As I write these words, Google and Apple have just announced a rare collaboration: Within a few weeks, the companies will release application program interfaces (APIs, the building blocks of apps) that will allow developers to build “contact-tracing apps” that will keep track of all the phones in the vicinity of your own device, regardless of which platform they use. Thus, anyone who falls ill who has recently been in your immediate vicinity can instantly and anonymously alert you.
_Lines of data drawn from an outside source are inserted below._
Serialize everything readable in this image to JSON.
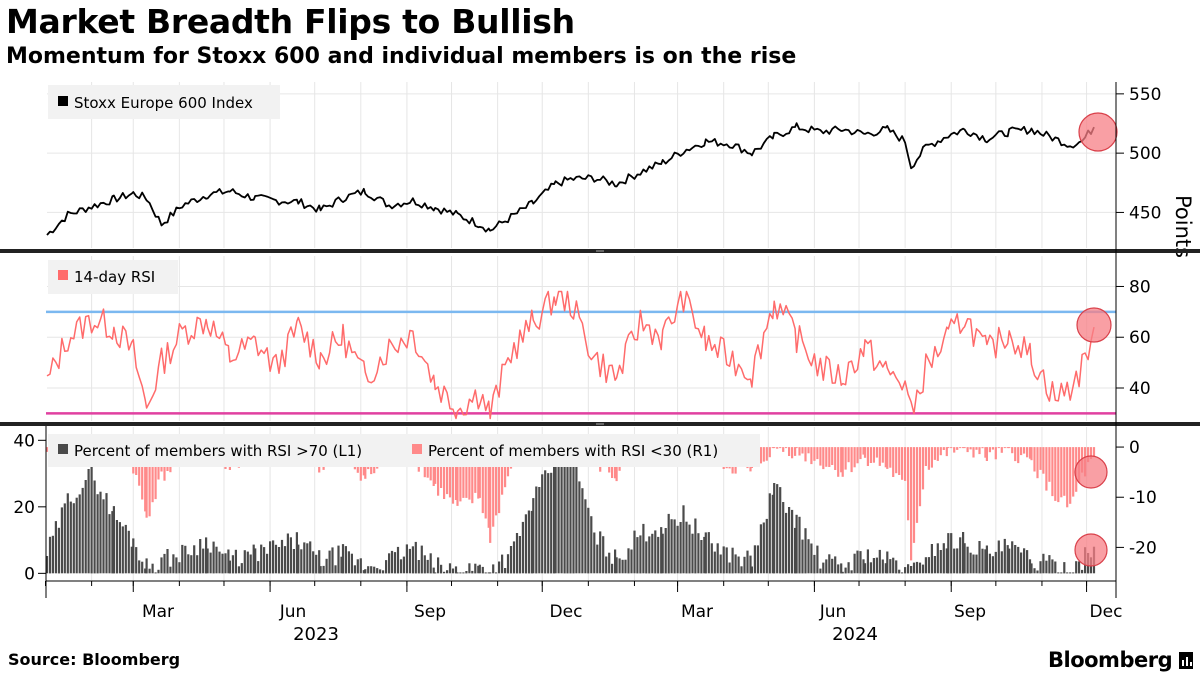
{
  "title": "Market Breadth Flips to Bullish",
  "subtitle": "Momentum for Stoxx 600 and individual members is on the rise",
  "source": "Source: Bloomberg",
  "brand": "Bloomberg",
  "x_axis": {
    "months": [
      "Mar",
      "Jun",
      "Sep",
      "Dec",
      "Mar",
      "Jun",
      "Sep",
      "Dec"
    ],
    "years": [
      "2023",
      "2024"
    ]
  },
  "chart_data": [
    {
      "type": "line",
      "title": "Stoxx Europe 600 Index",
      "legend": "Stoxx Europe 600 Index",
      "ylabel": "Points",
      "ylim": [
        420,
        560
      ],
      "yticks": [
        "450",
        "500",
        "550"
      ],
      "color": "#000000",
      "x": [
        "2023-01-02",
        "2023-01-16",
        "2023-02-01",
        "2023-02-16",
        "2023-03-01",
        "2023-03-10",
        "2023-03-20",
        "2023-04-03",
        "2023-04-20",
        "2023-05-05",
        "2023-05-22",
        "2023-06-05",
        "2023-06-20",
        "2023-07-05",
        "2023-07-20",
        "2023-08-04",
        "2023-08-20",
        "2023-09-05",
        "2023-09-20",
        "2023-10-05",
        "2023-10-20",
        "2023-10-27",
        "2023-11-10",
        "2023-11-25",
        "2023-12-10",
        "2023-12-20",
        "2024-01-05",
        "2024-01-20",
        "2024-02-05",
        "2024-02-20",
        "2024-03-05",
        "2024-03-20",
        "2024-04-05",
        "2024-04-20",
        "2024-05-05",
        "2024-05-20",
        "2024-06-05",
        "2024-06-20",
        "2024-07-05",
        "2024-07-20",
        "2024-08-01",
        "2024-08-05",
        "2024-08-15",
        "2024-08-30",
        "2024-09-10",
        "2024-09-25",
        "2024-10-10",
        "2024-10-25",
        "2024-11-10",
        "2024-11-20",
        "2024-11-28",
        "2024-12-06"
      ],
      "values": [
        431,
        448,
        455,
        461,
        466,
        462,
        440,
        456,
        465,
        468,
        462,
        460,
        459,
        452,
        462,
        468,
        456,
        460,
        454,
        448,
        440,
        435,
        446,
        458,
        474,
        478,
        479,
        474,
        484,
        492,
        502,
        510,
        508,
        500,
        514,
        522,
        518,
        520,
        516,
        520,
        510,
        489,
        505,
        515,
        520,
        512,
        518,
        520,
        512,
        507,
        510,
        522
      ]
    },
    {
      "type": "line",
      "title": "14-day RSI",
      "legend": "14-day RSI",
      "ylim": [
        27,
        92
      ],
      "yticks": [
        "40",
        "60",
        "80"
      ],
      "color": "#ff6b6b",
      "reference_lines": [
        {
          "value": 70,
          "color": "#7bb8f0"
        },
        {
          "value": 30,
          "color": "#e040a0"
        }
      ],
      "x": [
        "2023-01-02",
        "2023-01-16",
        "2023-02-01",
        "2023-02-16",
        "2023-03-01",
        "2023-03-10",
        "2023-03-20",
        "2023-04-03",
        "2023-04-20",
        "2023-05-05",
        "2023-05-22",
        "2023-06-05",
        "2023-06-20",
        "2023-07-05",
        "2023-07-20",
        "2023-08-04",
        "2023-08-20",
        "2023-09-05",
        "2023-09-20",
        "2023-10-05",
        "2023-10-20",
        "2023-10-27",
        "2023-11-10",
        "2023-11-25",
        "2023-12-10",
        "2023-12-20",
        "2024-01-05",
        "2024-01-20",
        "2024-02-05",
        "2024-02-20",
        "2024-03-05",
        "2024-03-20",
        "2024-04-05",
        "2024-04-20",
        "2024-05-05",
        "2024-05-20",
        "2024-06-05",
        "2024-06-20",
        "2024-07-05",
        "2024-07-20",
        "2024-08-01",
        "2024-08-05",
        "2024-08-15",
        "2024-08-30",
        "2024-09-10",
        "2024-09-25",
        "2024-10-10",
        "2024-10-25",
        "2024-11-10",
        "2024-11-20",
        "2024-11-28",
        "2024-12-06"
      ],
      "values": [
        42,
        60,
        67,
        64,
        54,
        32,
        50,
        62,
        67,
        52,
        58,
        48,
        64,
        52,
        60,
        44,
        56,
        62,
        42,
        32,
        38,
        30,
        54,
        66,
        76,
        74,
        52,
        44,
        66,
        60,
        76,
        58,
        52,
        46,
        74,
        60,
        48,
        44,
        56,
        46,
        42,
        29,
        48,
        60,
        68,
        54,
        62,
        52,
        36,
        40,
        48,
        64
      ]
    },
    {
      "type": "bar",
      "title": "Percent of members with RSI >70 (L1)",
      "legend": "Percent of members with RSI >70 (L1)",
      "axis": "left",
      "ylim": [
        -2,
        44
      ],
      "yticks": [
        "0",
        "20",
        "40"
      ],
      "color": "#4a4a4a",
      "x": [
        "2023-01-02",
        "2023-01-16",
        "2023-02-01",
        "2023-02-16",
        "2023-03-01",
        "2023-03-10",
        "2023-03-20",
        "2023-04-03",
        "2023-04-20",
        "2023-05-05",
        "2023-05-22",
        "2023-06-05",
        "2023-06-20",
        "2023-07-05",
        "2023-07-20",
        "2023-08-04",
        "2023-08-20",
        "2023-09-05",
        "2023-09-20",
        "2023-10-05",
        "2023-10-20",
        "2023-10-27",
        "2023-11-10",
        "2023-11-25",
        "2023-12-10",
        "2023-12-20",
        "2024-01-05",
        "2024-01-20",
        "2024-02-05",
        "2024-02-20",
        "2024-03-05",
        "2024-03-20",
        "2024-04-05",
        "2024-04-20",
        "2024-05-05",
        "2024-05-20",
        "2024-06-05",
        "2024-06-20",
        "2024-07-05",
        "2024-07-20",
        "2024-08-01",
        "2024-08-05",
        "2024-08-15",
        "2024-08-30",
        "2024-09-10",
        "2024-09-25",
        "2024-10-10",
        "2024-10-25",
        "2024-11-10",
        "2024-11-20",
        "2024-11-28",
        "2024-12-06"
      ],
      "values": [
        6,
        22,
        30,
        18,
        10,
        2,
        4,
        6,
        10,
        4,
        6,
        8,
        10,
        4,
        6,
        2,
        4,
        8,
        2,
        1,
        2,
        1,
        6,
        22,
        34,
        38,
        12,
        4,
        12,
        14,
        18,
        10,
        6,
        4,
        26,
        16,
        4,
        2,
        6,
        4,
        2,
        0,
        6,
        10,
        10,
        6,
        8,
        4,
        2,
        2,
        4,
        8
      ]
    },
    {
      "type": "bar",
      "title": "Percent of members with RSI <30 (R1)",
      "legend": "Percent of members with RSI <30 (R1)",
      "axis": "right",
      "ylim": [
        -26.5,
        4
      ],
      "yticks": [
        "0",
        "-10",
        "-20"
      ],
      "color": "#ff8a8a",
      "x": [
        "2023-01-02",
        "2023-01-16",
        "2023-02-01",
        "2023-02-16",
        "2023-03-01",
        "2023-03-10",
        "2023-03-20",
        "2023-04-03",
        "2023-04-20",
        "2023-05-05",
        "2023-05-22",
        "2023-06-05",
        "2023-06-20",
        "2023-07-05",
        "2023-07-20",
        "2023-08-04",
        "2023-08-20",
        "2023-09-05",
        "2023-09-20",
        "2023-10-05",
        "2023-10-20",
        "2023-10-27",
        "2023-11-10",
        "2023-11-25",
        "2023-12-10",
        "2023-12-20",
        "2024-01-05",
        "2024-01-20",
        "2024-02-05",
        "2024-02-20",
        "2024-03-05",
        "2024-03-20",
        "2024-04-05",
        "2024-04-20",
        "2024-05-05",
        "2024-05-20",
        "2024-06-05",
        "2024-06-20",
        "2024-07-05",
        "2024-07-20",
        "2024-08-01",
        "2024-08-05",
        "2024-08-15",
        "2024-08-30",
        "2024-09-10",
        "2024-09-25",
        "2024-10-10",
        "2024-10-25",
        "2024-11-10",
        "2024-11-20",
        "2024-11-28",
        "2024-12-06"
      ],
      "values": [
        -2,
        0,
        0,
        -1,
        -4,
        -14,
        -6,
        -2,
        0,
        -4,
        -2,
        -3,
        -1,
        -4,
        -2,
        -6,
        -3,
        -2,
        -8,
        -12,
        -10,
        -18,
        -4,
        -1,
        0,
        0,
        -3,
        -6,
        -1,
        -1,
        0,
        -2,
        -4,
        -5,
        0,
        -1,
        -3,
        -5,
        -2,
        -4,
        -8,
        -22,
        -4,
        -1,
        0,
        -2,
        -1,
        -3,
        -10,
        -12,
        -6,
        -2
      ]
    }
  ],
  "highlight_color": "#f77f86"
}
In the coming months, moreover, the companies plan to create “a broader Bluetooth-based contact tracing platform by building this functionality into the underlying platforms” (as Apple’s announcement explains). In short, contact tracing will become a built-in feature of your phone’s operating system, something that will require you to make a deliberate decision to opt out should you have concerns.
These endeavors are appealing in numerous ways. Now the digital devices we tote with us everywhere we go can be used to help combat the virus. The anonymity of the app promises to make it easier to alert others who may be affected. Indeed, it makes it possible to reach out to people whom one seemingly wouldn’t be able to contact otherwise. Several commentators, including other groups building rival apps, have applauded the collaboration, as well as the companies’ assurances that privacy is a top priority. Can we trust them?